For the bililite webservices, I kept all the data in what I would call "standard" American medical units, centimeters for height, kilograms for weight, mmHg for blood pressure, mg/dl for bilirubin. But lots of doctors use pounds and inches, and it would be nice to allow those as well. I could have separate data entry forms for different units, but I decided it would be easier and more useful to allow units on the numbers. I could allow fractions as well (which some of my medical assistants still insist on recording; 21 5/8 instead of 21.625. My EMR blows a gasket with that, but my program would do better). And then, I could allow mixed units, like a weight of "6 pounds 5 1/2 ounces".

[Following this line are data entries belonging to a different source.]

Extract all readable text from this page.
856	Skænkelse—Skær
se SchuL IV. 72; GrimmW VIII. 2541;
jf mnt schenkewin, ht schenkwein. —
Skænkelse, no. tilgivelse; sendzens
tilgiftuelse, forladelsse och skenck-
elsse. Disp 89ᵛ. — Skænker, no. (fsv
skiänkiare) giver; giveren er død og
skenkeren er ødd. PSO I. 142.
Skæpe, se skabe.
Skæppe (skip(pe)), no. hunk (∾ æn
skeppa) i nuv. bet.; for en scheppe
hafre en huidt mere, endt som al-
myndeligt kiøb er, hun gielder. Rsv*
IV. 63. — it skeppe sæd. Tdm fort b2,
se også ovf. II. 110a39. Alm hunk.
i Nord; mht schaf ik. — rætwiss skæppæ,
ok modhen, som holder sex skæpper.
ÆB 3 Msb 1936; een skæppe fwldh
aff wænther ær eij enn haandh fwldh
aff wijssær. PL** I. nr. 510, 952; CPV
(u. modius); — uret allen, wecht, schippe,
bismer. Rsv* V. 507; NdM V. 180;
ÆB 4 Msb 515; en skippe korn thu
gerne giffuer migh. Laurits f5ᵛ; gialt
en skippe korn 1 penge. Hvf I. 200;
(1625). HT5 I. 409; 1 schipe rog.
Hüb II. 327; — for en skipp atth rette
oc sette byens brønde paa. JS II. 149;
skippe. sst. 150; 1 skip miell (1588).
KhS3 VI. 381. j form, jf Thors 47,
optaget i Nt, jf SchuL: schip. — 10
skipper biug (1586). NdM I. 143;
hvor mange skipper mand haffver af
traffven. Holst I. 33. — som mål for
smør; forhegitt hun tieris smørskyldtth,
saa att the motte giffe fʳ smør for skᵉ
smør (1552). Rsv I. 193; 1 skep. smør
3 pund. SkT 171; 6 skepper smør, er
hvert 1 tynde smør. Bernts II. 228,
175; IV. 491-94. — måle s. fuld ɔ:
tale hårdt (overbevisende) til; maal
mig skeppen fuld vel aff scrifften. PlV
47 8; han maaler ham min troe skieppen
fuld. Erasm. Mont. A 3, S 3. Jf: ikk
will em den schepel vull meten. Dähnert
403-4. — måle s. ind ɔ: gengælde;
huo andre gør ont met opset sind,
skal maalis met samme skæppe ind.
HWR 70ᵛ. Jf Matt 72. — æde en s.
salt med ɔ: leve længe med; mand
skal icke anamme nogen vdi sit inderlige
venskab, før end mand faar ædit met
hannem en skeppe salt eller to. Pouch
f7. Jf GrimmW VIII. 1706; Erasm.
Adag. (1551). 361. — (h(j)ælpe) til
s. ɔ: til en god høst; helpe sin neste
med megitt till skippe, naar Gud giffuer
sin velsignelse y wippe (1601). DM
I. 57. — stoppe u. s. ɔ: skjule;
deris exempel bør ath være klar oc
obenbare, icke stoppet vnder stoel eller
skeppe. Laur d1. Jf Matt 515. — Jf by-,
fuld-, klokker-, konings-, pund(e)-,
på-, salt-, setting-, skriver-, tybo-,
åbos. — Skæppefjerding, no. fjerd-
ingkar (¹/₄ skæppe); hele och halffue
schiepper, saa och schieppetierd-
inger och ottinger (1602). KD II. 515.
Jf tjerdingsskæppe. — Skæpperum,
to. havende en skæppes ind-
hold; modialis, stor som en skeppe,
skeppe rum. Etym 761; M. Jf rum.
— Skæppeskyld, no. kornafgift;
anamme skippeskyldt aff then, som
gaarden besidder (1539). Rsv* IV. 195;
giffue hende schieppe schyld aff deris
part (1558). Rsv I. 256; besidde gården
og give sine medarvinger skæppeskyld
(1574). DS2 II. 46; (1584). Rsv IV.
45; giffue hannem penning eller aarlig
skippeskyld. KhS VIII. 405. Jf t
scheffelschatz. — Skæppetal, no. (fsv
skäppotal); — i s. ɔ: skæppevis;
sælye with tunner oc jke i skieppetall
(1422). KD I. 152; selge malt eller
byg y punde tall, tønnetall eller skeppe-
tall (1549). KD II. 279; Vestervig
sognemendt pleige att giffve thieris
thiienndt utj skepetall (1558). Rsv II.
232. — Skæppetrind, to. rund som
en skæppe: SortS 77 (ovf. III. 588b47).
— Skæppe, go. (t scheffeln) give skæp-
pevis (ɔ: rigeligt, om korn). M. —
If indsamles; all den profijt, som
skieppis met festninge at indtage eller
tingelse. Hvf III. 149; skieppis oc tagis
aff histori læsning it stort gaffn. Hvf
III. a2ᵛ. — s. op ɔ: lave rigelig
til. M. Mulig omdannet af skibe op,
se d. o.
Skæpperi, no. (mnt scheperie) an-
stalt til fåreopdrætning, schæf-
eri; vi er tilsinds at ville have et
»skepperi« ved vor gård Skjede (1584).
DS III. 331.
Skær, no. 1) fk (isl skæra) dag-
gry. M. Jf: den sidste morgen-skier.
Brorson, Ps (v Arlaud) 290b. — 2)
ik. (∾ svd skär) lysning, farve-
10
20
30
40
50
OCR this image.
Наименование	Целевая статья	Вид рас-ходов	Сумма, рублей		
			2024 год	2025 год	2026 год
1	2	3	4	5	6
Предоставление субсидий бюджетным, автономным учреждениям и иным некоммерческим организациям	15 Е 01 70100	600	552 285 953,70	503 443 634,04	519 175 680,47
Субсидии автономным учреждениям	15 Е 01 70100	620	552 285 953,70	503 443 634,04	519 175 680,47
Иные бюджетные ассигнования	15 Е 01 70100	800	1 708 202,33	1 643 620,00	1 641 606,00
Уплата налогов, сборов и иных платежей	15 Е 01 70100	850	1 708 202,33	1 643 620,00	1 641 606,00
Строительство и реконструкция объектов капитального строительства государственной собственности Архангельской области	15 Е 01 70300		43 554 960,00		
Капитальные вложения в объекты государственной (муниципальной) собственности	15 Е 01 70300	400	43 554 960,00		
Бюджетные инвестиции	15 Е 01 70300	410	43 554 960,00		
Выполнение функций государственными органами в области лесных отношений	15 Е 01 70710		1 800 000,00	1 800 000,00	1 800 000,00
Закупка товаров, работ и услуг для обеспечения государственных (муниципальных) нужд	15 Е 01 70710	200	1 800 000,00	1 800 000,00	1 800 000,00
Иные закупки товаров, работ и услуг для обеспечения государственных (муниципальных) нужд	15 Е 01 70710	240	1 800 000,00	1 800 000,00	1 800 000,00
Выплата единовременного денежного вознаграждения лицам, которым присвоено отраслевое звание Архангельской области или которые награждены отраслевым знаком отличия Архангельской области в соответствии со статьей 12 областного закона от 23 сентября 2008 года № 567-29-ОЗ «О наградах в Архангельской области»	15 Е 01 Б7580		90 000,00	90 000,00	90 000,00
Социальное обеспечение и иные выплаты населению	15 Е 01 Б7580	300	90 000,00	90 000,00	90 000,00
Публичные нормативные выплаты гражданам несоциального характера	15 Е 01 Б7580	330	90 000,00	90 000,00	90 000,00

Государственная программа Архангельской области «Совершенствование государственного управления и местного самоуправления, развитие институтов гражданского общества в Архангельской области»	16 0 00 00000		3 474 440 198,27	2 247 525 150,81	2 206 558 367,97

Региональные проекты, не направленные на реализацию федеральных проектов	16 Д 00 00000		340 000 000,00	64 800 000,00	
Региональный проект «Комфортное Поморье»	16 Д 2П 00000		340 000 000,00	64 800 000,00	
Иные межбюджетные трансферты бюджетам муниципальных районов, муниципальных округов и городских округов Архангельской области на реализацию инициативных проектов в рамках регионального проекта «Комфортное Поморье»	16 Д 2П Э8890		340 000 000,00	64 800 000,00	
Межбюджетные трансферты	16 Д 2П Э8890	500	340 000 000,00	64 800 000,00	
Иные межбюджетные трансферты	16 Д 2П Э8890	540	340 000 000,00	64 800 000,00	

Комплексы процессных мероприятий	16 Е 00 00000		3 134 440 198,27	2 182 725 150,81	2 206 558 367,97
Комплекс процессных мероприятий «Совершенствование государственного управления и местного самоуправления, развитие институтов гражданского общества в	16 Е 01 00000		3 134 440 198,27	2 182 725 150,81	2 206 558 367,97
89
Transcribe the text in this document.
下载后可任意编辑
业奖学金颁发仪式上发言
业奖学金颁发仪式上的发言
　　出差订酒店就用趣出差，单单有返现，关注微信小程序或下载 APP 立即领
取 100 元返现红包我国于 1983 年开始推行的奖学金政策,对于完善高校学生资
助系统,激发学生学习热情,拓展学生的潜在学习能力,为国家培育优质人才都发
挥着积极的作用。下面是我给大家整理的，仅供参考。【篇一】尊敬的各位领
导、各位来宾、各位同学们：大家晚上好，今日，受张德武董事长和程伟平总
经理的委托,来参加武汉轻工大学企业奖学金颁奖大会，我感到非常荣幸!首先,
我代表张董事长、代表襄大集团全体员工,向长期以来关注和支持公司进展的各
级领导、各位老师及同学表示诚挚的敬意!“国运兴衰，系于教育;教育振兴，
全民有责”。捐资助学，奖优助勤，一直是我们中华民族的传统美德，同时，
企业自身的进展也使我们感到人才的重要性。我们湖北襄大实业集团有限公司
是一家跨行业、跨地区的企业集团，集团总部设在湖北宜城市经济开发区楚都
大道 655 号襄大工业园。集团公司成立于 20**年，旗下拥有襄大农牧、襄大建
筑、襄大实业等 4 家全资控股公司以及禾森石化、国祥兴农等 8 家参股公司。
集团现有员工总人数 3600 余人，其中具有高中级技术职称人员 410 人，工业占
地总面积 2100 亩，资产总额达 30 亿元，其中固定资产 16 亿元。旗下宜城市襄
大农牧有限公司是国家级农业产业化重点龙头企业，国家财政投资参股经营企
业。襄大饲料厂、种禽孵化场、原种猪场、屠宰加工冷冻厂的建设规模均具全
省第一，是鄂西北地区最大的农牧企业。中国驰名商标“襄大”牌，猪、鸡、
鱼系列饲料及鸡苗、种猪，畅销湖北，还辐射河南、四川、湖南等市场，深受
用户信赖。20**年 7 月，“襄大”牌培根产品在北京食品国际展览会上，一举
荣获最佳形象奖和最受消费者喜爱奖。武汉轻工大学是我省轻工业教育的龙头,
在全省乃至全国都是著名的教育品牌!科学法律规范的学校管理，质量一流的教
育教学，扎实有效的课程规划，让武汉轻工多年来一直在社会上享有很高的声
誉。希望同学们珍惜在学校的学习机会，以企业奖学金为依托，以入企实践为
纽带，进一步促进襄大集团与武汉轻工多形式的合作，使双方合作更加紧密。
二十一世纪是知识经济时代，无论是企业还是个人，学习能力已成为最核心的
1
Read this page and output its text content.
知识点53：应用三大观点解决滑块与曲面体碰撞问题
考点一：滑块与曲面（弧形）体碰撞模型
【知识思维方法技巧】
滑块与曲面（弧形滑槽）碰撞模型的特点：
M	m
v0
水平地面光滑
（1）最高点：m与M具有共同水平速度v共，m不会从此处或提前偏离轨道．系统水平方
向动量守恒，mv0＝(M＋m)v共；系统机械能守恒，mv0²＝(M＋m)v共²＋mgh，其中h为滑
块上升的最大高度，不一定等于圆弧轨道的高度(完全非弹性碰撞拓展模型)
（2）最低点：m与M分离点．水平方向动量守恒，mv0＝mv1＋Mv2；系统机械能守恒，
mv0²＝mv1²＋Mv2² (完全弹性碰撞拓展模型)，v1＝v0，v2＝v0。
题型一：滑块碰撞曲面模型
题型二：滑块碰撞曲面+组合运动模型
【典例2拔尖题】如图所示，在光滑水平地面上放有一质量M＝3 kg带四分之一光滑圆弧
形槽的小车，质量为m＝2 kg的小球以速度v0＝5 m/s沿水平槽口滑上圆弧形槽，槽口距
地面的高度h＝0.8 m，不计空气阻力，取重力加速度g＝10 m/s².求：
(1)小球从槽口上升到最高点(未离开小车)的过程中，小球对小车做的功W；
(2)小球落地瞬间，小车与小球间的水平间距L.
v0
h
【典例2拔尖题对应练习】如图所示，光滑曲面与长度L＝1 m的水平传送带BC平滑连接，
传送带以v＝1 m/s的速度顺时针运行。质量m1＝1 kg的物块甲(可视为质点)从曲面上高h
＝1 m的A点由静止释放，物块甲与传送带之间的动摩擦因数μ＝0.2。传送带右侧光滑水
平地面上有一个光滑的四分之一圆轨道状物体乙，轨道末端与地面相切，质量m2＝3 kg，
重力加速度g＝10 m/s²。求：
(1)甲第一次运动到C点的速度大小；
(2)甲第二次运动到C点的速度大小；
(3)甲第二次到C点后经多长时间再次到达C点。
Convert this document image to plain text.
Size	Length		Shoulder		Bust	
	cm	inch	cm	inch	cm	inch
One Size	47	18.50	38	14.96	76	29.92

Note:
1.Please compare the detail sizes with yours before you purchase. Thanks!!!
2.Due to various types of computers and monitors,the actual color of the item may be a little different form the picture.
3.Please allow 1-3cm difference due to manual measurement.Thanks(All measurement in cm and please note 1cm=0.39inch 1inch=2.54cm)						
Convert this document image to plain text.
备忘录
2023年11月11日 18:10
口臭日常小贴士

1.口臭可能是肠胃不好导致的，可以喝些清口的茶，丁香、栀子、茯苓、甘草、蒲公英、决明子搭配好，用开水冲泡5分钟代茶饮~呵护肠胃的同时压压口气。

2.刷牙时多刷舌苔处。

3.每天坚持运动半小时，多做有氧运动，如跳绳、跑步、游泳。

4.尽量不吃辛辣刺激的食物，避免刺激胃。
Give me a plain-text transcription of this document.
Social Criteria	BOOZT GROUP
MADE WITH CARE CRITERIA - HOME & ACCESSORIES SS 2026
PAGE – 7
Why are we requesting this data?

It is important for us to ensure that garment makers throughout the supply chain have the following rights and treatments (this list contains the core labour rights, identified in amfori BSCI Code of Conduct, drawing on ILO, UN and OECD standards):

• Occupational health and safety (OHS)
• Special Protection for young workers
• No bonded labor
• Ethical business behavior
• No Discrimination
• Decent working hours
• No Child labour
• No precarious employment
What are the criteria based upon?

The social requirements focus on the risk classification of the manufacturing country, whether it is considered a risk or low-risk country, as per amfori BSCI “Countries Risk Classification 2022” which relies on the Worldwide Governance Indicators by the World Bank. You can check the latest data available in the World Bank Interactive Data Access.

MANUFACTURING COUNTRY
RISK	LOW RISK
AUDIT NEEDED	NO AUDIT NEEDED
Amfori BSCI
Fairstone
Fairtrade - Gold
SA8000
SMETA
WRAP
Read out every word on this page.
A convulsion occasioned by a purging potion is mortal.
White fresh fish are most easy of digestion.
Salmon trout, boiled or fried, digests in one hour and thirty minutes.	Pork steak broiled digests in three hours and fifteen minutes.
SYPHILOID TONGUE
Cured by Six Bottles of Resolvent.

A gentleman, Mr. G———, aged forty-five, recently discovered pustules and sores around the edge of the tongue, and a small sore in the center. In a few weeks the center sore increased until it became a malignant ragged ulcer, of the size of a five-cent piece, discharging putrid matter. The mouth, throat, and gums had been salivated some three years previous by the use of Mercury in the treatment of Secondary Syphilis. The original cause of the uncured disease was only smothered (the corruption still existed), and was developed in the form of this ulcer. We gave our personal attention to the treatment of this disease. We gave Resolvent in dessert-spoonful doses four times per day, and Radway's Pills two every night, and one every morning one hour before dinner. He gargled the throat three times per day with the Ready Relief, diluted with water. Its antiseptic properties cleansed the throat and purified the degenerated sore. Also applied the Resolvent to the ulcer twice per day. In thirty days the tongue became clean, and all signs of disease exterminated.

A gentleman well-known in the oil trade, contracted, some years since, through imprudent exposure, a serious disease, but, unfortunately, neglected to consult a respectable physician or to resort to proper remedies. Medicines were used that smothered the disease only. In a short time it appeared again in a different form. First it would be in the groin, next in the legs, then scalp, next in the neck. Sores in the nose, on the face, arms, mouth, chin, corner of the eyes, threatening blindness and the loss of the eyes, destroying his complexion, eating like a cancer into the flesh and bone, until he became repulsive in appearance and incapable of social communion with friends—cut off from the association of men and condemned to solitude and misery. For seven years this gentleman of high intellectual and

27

I didn't find anything exactly right on the web, but symcbean on stackoverflow had a clever idea for evaluating fractions: turn "2 1/2" into "2+1/2" then use eval.

Try the code.

function convertCK($usIn){
	// convert input numbers with optional units (pounds, inches etc.) to centimeters and kilograms
	$factors = array(
		'f' => 30.48, // feet
		"'" => 30.48,
		'i' => 2.54, // inches
		'"' => 2.54,
		'p' => 0.45359237, // pounds
		'l' => 0.45359237, // lb
		'#' => 0.45359237,
		'o' => 0.0283495231, // ounces
		'g' => 0.001 // grams
	$usIn = trim($usIn);
	// turn spaces in mixed numbers to pluses, for the eval hack
	$usIn = preg_replace ('%(\d)\s+(\d)%', '$1+$2', $usIn);
	preg_match_all('%(?<num>[0-9./+]+)\s*(?<unit>\D*)%', $usIn, $values, PREG_SET_ORDER);
	$ret = 0;
	foreach ($values as $value){
		$unit = strtolower($value['unit']{0});
		$factor = isset($factors[$unit]) ? $factors[$unit] : 1;
		$ret += $factor*eval("return $value[num];");
	return $ret;

The code above is simplified by the fact that all the units I care about have unique first letters, but if you wanted more units you could simply add more entries in the factors array and make the $unit = strtolower($value['unit']{0}); line more sophisticated. usIn is used as a variable name to remind me that it is unsafe—it may come from user input and has to be sanitized with the regexp before it can be trusted.

It allows the American notation for tic marks for feet and inches, since getting that wrong can be disastrous.